The supermarket is just like Main Street, Reed said, with its pharmacy, fish store, restaurant, deli, butcher shop and professional bank. "It's a small community in one building."

Reed said Garrott guided NBC into supermarkets because he knows the dynamics of the grocery business. "He knew if we could get in the store, we would do a lot of business."

Its first Kroger bank opened in 1985, moving NBC into consumer business from its former emphasis on commercial customers.

People shop in a supermarket, usually one near their homes, for convenience. They like automated teller machines inside the store, he said, because that's where it's busy and safe.

Reed said one goal is to remove check cashing from the counter as much as possible so the counter can be used for sales.

People in supermarket banks cash no more checks than they do in traditional branches, Reed said. They use the machines for cash or their telephones from home for transfers.

Entering Virginia because of its durable relationship with Kroger, Reed said NBC has long-range plans for further expansion.

NBC will open its seventh Western Virginia branch next year in the new Kroger store now under construction at Crossroads Mall.

After that, Reed said, NBC will look for one or two other Roanoke locations "underserved by Kroger" for traditional branches.

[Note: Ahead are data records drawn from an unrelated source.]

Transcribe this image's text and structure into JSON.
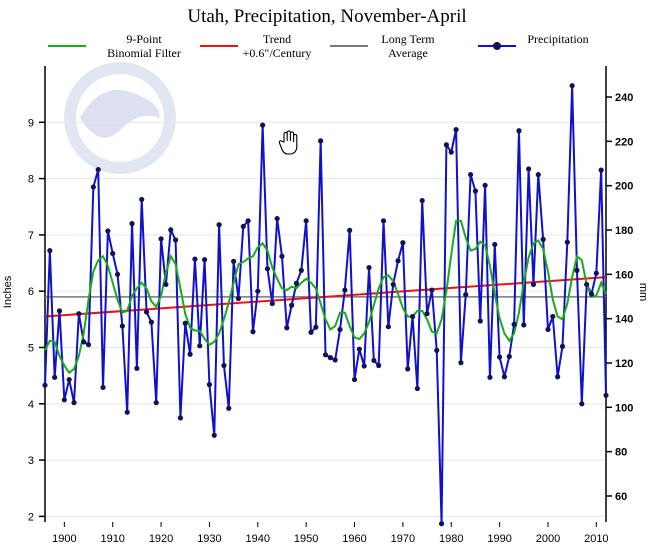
{
  "chart_data": {
    "type": "line",
    "title": "Utah, Precipitation, November-April",
    "ylabel_left": "Inches",
    "ylabel_right": "mm",
    "xlim": [
      1896,
      2012
    ],
    "ylim_left": [
      1.9,
      10.0
    ],
    "ylim_right_ticks": [
      60,
      80,
      100,
      120,
      140,
      160,
      180,
      200,
      220,
      240
    ],
    "yticks_left": [
      2,
      3,
      4,
      5,
      6,
      7,
      8,
      9
    ],
    "xticks": [
      1900,
      1910,
      1920,
      1930,
      1940,
      1950,
      1960,
      1970,
      1980,
      1990,
      2000,
      2010
    ],
    "legend": [
      {
        "label": "9-Point\nBinomial Filter",
        "color": "#1aaa1a"
      },
      {
        "label": "Trend\n+0.6\"/Century",
        "color": "#ee1111"
      },
      {
        "label": "Long Term\nAverage",
        "color": "#777777"
      },
      {
        "label": "Precipitation",
        "color": "#1111cc"
      }
    ],
    "long_term_average": 5.9,
    "trend": {
      "start": [
        1896,
        5.55
      ],
      "end": [
        2012,
        6.25
      ]
    },
    "series": [
      {
        "name": "Precipitation",
        "color": "#1111cc",
        "x_start": 1896,
        "values": [
          4.33,
          6.72,
          4.47,
          5.65,
          4.07,
          4.43,
          4.02,
          5.6,
          5.1,
          5.05,
          7.85,
          8.16,
          4.29,
          7.07,
          6.67,
          6.3,
          5.38,
          3.85,
          7.2,
          4.63,
          7.63,
          5.63,
          5.45,
          4.02,
          6.93,
          6.12,
          7.09,
          6.91,
          3.75,
          5.43,
          4.88,
          6.57,
          5.03,
          6.56,
          4.34,
          3.44,
          7.18,
          4.68,
          3.92,
          6.53,
          5.87,
          7.15,
          7.25,
          5.28,
          6.0,
          8.95,
          6.4,
          5.78,
          7.29,
          6.62,
          5.35,
          5.75,
          6.14,
          6.37,
          7.25,
          5.27,
          5.36,
          8.67,
          4.87,
          4.82,
          4.78,
          5.32,
          6.02,
          7.08,
          4.43,
          4.97,
          4.67,
          6.42,
          4.77,
          4.68,
          7.25,
          5.37,
          6.12,
          6.54,
          6.86,
          4.62,
          5.55,
          4.27,
          7.61,
          5.6,
          6.02,
          4.95,
          1.87,
          8.6,
          8.47,
          8.87,
          4.73,
          5.94,
          8.07,
          7.78,
          5.47,
          7.88,
          4.47,
          6.83,
          4.83,
          4.48,
          4.84,
          5.41,
          8.85,
          5.4,
          8.17,
          6.12,
          8.07,
          6.92,
          5.32,
          5.55,
          4.48,
          5.02,
          6.87,
          9.65,
          6.37,
          4.0,
          6.12,
          5.95,
          6.32,
          8.15,
          4.15
        ]
      },
      {
        "name": "9-Point Binomial Filter",
        "color": "#1aaa1a",
        "x_start": 1896,
        "values": [
          4.95,
          5.12,
          5.1,
          4.85,
          4.68,
          4.55,
          4.62,
          4.85,
          5.25,
          5.85,
          6.35,
          6.55,
          6.62,
          6.45,
          6.15,
          5.85,
          5.62,
          5.65,
          5.92,
          6.05,
          6.15,
          6.05,
          5.82,
          5.72,
          5.92,
          6.32,
          6.62,
          6.48,
          6.05,
          5.6,
          5.35,
          5.3,
          5.3,
          5.15,
          5.05,
          5.1,
          5.25,
          5.5,
          5.8,
          6.15,
          6.48,
          6.52,
          6.58,
          6.62,
          6.78,
          6.85,
          6.72,
          6.42,
          6.22,
          6.05,
          6.02,
          6.08,
          6.05,
          6.15,
          6.22,
          6.15,
          6.05,
          5.78,
          5.5,
          5.32,
          5.38,
          5.62,
          5.62,
          5.38,
          5.18,
          5.15,
          5.25,
          5.45,
          5.75,
          6.05,
          6.25,
          6.28,
          6.18,
          5.95,
          5.7,
          5.55,
          5.55,
          5.65,
          5.65,
          5.5,
          5.28,
          5.25,
          5.5,
          6.0,
          6.65,
          7.25,
          7.25,
          6.95,
          6.72,
          6.75,
          6.88,
          6.82,
          6.45,
          5.95,
          5.52,
          5.25,
          5.12,
          5.25,
          5.62,
          6.15,
          6.6,
          6.85,
          6.9,
          6.75,
          6.35,
          5.85,
          5.55,
          5.5,
          5.78,
          6.25,
          6.62,
          6.55,
          6.12,
          5.9,
          5.92,
          6.15,
          5.95
        ]
      }
    ]
  }
}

He expects one of them to be downtown to reach office workers.

The bank also will install a private banking office, again probably downtown.

If its venture in Virginia and Roanoke is successful, Reed said, NBC will look at other Kroger stores throughout Virginia, Tennessee, North Carolina and West Virginia for continued expansion.

If the Roanoke banks work out, he said, it will set a pattern for cities in other states.

Garrott said he has every reason to believe Kroger customers, including people who patronized Dominion's Money Markets, will be happy to see the new supermarket stores.

"We will work hard to earn their business," Garrott said.